A NEW York couple who invested more than £400,000 to build up an award-winning bed and breakfast business in the Highlands have launched a crowdfunding campaign to help with their legal fees fighting the Home Office decision to refuse them a visa extension.
Russell and Ellen Felber arrived in Scotland in 2011 on a Tier 1 Entrepreneur Visa under which they had to invest in a business.
They had sold everything in the US and used their life savings to buy a run-down hostel in Inverness and transformed it into the Torridon Guest House, which regularly receives top reviews on tourist websites such as TripAdvisor and Booking.com.
A week before Christmas 2016, they were told they would have to leave Scotland because their application to extend their visa had been refused, after the Home Office retrospectively applied a change of rules relating to a “job creation” requirement that they had met for their original visa.
Legal Aid has refused to help with their fees for a hearing next month, so they have had to turn to crowdfunding at www.gofundme.com/fight-to-remain-in-the-uk.
Russell said: “We made a successful business, that we can live on. The agony that the Home Office is putting me and especially Ellen through has been horrific. I am ashamed that we have to ask for financial help to keep fighting. All the money we made we invested back into the business. It hasn’t stopped until now. Our savings for the future has gone on legal fees.
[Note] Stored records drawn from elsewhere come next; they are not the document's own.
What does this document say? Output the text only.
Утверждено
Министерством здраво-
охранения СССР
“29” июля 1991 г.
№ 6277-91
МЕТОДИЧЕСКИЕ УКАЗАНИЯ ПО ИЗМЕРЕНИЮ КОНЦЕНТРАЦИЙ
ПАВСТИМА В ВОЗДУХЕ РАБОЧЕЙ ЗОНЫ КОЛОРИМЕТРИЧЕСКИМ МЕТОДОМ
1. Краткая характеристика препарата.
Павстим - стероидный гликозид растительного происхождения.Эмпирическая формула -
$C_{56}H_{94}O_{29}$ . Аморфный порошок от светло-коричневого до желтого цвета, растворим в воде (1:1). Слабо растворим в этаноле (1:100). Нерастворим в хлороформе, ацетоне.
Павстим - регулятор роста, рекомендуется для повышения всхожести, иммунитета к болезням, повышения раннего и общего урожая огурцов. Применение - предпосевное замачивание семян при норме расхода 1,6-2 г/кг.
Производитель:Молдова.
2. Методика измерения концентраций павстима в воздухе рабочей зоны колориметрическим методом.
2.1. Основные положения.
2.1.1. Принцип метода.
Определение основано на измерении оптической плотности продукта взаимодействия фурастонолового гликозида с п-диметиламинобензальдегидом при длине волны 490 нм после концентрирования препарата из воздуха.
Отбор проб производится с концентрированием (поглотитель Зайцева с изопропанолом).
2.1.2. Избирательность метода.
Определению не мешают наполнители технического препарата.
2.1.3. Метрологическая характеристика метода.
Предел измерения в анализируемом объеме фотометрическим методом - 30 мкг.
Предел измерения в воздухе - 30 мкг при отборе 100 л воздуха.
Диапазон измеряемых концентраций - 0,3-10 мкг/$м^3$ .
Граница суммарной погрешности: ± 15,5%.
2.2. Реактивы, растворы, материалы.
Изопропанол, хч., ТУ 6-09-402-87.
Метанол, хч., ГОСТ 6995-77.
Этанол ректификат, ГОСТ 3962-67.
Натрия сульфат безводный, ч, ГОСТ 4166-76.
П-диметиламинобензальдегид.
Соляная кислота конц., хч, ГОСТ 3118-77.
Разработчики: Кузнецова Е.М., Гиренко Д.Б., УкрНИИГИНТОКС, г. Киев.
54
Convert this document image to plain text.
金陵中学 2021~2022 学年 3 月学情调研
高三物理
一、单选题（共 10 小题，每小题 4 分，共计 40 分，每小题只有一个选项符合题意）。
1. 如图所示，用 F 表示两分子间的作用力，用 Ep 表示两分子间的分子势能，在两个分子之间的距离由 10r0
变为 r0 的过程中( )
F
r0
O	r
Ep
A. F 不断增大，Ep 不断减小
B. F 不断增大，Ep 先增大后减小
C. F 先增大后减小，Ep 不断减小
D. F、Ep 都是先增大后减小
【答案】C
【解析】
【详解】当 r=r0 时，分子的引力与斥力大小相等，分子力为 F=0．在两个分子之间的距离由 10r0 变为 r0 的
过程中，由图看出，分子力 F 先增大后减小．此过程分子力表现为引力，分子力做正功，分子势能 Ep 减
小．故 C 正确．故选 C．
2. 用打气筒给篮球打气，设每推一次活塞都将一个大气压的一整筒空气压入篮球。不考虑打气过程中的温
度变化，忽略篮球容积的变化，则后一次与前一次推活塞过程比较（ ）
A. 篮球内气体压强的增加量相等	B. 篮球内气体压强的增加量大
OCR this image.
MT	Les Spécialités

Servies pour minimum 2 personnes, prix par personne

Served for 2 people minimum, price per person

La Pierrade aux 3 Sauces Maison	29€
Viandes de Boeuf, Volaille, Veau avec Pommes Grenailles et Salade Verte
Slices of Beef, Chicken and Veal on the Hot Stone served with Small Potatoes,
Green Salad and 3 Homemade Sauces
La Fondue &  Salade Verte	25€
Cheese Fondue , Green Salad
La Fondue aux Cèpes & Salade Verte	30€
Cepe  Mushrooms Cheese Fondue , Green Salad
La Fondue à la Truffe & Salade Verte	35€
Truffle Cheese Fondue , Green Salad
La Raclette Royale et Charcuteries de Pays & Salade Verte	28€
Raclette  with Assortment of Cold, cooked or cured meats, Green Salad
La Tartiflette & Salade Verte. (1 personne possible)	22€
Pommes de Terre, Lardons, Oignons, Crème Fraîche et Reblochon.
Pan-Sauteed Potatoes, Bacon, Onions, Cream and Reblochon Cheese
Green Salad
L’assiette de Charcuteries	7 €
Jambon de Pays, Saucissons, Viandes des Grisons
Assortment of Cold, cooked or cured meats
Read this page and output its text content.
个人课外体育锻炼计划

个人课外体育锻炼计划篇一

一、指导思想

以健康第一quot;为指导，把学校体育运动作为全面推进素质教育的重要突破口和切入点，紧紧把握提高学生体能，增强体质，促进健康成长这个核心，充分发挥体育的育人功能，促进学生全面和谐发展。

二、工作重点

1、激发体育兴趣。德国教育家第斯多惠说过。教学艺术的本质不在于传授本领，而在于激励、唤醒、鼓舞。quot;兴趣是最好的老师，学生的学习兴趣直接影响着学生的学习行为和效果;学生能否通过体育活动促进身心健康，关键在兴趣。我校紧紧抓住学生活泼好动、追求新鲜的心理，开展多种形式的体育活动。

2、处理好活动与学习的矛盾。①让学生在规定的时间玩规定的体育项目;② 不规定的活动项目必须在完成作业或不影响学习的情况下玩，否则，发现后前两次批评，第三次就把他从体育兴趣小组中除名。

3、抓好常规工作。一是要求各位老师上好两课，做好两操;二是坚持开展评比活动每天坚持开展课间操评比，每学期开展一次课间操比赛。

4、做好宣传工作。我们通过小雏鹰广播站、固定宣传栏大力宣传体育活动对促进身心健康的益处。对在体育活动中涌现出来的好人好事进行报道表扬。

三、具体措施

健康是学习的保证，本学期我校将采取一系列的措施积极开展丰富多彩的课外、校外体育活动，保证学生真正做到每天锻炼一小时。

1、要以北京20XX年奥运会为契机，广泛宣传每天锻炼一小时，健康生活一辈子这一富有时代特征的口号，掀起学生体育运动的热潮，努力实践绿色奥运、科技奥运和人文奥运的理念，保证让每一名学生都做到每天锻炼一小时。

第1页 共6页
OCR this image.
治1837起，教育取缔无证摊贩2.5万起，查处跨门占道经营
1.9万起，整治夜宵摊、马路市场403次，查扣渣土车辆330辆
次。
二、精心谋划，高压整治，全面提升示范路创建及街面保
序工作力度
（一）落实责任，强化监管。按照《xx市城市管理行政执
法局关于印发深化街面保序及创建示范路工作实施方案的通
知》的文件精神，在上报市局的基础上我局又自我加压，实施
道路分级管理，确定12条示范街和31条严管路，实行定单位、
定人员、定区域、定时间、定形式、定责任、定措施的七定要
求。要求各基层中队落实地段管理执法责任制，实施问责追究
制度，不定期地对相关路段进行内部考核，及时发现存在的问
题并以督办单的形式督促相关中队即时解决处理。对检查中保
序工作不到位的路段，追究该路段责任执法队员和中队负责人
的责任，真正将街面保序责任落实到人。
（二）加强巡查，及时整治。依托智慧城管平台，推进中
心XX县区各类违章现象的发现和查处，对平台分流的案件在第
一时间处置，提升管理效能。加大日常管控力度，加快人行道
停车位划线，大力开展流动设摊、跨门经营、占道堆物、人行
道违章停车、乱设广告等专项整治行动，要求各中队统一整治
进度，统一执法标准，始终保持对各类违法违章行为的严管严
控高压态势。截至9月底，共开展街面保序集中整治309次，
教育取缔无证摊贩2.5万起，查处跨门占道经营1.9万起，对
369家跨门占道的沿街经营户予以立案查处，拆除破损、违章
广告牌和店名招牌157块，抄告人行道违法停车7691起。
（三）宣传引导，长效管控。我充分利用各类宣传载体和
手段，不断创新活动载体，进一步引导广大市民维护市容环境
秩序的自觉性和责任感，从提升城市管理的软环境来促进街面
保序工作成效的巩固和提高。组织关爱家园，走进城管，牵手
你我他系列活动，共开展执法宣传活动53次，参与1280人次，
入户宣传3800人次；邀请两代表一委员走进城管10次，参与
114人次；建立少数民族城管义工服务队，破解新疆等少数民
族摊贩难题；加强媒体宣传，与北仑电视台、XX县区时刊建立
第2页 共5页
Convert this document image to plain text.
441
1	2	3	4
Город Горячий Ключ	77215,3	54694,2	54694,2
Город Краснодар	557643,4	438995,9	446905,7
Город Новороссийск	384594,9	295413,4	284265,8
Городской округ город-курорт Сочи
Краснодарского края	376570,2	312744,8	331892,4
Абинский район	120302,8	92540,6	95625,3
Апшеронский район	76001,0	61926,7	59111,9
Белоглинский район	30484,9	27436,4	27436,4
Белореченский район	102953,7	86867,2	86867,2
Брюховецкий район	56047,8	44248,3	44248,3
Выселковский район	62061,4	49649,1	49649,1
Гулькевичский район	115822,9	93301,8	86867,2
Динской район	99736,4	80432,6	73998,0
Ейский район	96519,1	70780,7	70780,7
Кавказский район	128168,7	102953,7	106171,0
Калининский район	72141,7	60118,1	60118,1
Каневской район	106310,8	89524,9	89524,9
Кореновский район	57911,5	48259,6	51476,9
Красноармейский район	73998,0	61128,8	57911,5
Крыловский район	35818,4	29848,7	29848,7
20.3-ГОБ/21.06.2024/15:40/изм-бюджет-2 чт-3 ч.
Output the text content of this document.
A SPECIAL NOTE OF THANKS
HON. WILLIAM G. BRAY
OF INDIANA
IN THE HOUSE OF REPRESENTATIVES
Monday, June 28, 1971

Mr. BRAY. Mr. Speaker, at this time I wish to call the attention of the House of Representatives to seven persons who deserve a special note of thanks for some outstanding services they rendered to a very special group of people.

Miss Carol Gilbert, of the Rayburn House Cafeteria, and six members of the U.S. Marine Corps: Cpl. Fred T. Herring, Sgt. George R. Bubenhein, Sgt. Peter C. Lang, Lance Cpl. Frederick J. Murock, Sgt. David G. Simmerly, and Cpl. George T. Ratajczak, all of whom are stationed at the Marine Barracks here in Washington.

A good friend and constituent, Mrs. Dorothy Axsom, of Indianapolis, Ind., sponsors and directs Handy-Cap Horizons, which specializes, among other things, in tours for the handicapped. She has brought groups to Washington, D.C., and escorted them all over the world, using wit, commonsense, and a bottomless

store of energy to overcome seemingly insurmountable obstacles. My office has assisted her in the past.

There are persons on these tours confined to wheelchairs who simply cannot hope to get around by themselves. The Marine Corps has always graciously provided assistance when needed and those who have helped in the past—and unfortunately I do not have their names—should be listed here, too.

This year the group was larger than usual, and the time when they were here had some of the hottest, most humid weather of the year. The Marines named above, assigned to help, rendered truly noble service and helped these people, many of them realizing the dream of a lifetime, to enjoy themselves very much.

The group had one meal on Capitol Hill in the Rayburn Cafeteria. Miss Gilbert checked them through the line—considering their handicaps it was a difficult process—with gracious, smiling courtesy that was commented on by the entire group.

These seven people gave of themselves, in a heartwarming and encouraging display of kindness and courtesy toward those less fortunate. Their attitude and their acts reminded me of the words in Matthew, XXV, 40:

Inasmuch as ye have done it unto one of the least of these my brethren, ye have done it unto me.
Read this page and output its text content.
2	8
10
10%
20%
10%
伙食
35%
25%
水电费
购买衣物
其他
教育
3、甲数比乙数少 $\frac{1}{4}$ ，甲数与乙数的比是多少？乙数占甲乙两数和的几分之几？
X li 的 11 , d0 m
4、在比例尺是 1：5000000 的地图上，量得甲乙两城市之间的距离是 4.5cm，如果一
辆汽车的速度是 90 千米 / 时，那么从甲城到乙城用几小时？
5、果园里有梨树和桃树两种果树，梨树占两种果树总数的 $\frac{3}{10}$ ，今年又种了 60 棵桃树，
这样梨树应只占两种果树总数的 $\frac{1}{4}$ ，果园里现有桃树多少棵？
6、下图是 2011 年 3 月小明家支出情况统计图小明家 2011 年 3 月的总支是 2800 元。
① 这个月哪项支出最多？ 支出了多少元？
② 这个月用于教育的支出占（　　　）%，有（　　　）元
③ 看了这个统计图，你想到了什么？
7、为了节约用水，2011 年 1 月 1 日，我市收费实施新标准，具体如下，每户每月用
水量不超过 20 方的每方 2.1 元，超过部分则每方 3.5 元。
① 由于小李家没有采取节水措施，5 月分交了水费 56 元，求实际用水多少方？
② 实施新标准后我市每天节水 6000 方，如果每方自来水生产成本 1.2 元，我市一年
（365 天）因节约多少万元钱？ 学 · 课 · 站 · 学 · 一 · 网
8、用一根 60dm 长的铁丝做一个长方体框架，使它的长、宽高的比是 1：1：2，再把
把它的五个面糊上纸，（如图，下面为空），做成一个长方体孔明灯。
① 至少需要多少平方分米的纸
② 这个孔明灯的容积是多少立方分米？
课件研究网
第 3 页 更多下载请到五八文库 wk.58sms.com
“We are still baffled that the decision went against us. I was in the courtroom, the judge was confused at it all.”
Their MP Drew Hendry had asked Brandon Lewis, who was the Immigration Minister, to meet to discuss the case, but he said Theresa May’s reshuffle mean he would have to start the process again.
Hendry told The National: “It’s a nonsense that the Felbers are being forced out against all common sense. The fact that Theresa May has changed ministers yet again has meant that the representations that I previously made will have to be made again to the new minister Caroline Nokes, and all this leads to more uncertainty and delay.
“In the meantime, it’s more uncertainty for the couple. I’ve already requested a meeting, but I had hoped to get a decision from the previous minister.”
Hendry added: “There are systemic failures in the way the system’s set up by the UK Government and it has a completely the wrong outcomes for people in the Highlands and in Scotland.
“It’s a nonsense that communities are faced with losing people who are valuable to them because of this one-size-fit-all approach backed up with a dogma of not giving way.”
Gregg Brain, with wife Kathryn and eight-year-old son Lachlan, faced their own battle with the Home Office.
The family, who live in Dingwall, were eventually allowed to stay when Kathryn secured a job with Macdonald Hotels at their flagship Aviemore Resort – but then had to apply for an extension.
Gregg told The National: “After a bit of faffing around, they gave us a four-year extension, so we have the sword of Damocles removed for another four years. We had a visa that was essentially measured in weeks so my trying to get a permanent position at that time was pretty much a wasted effort, but now I can do that.”
He said he sympathised with the Felbers: “This couple have invested over £300,000 just in the business, let alone what they’ve contributed to the local economy since they’ve been here.
“The Home Office is effectively starving them out by forcing them to spend money to get them to make the decision they should’ve made in the first place. The perfect win-win situation would be to let them run their business.”
He said his family’s case and the Felbers’ were similar in many respects.
“We’ve got people who are actively contributing to their community, the economy. To refer Theresa May back to her own words when she was Home Secretary, she said that ‘we welcome people who are willing to linguistically and culturally assimilate and pay their own way’.
“The Felbers are doing all of that and are willing to live and work in what is, compared to some parts of the UK, a sparsely populated and economically depressed area. You’d think they would be the gold standard for immigrant applicants.”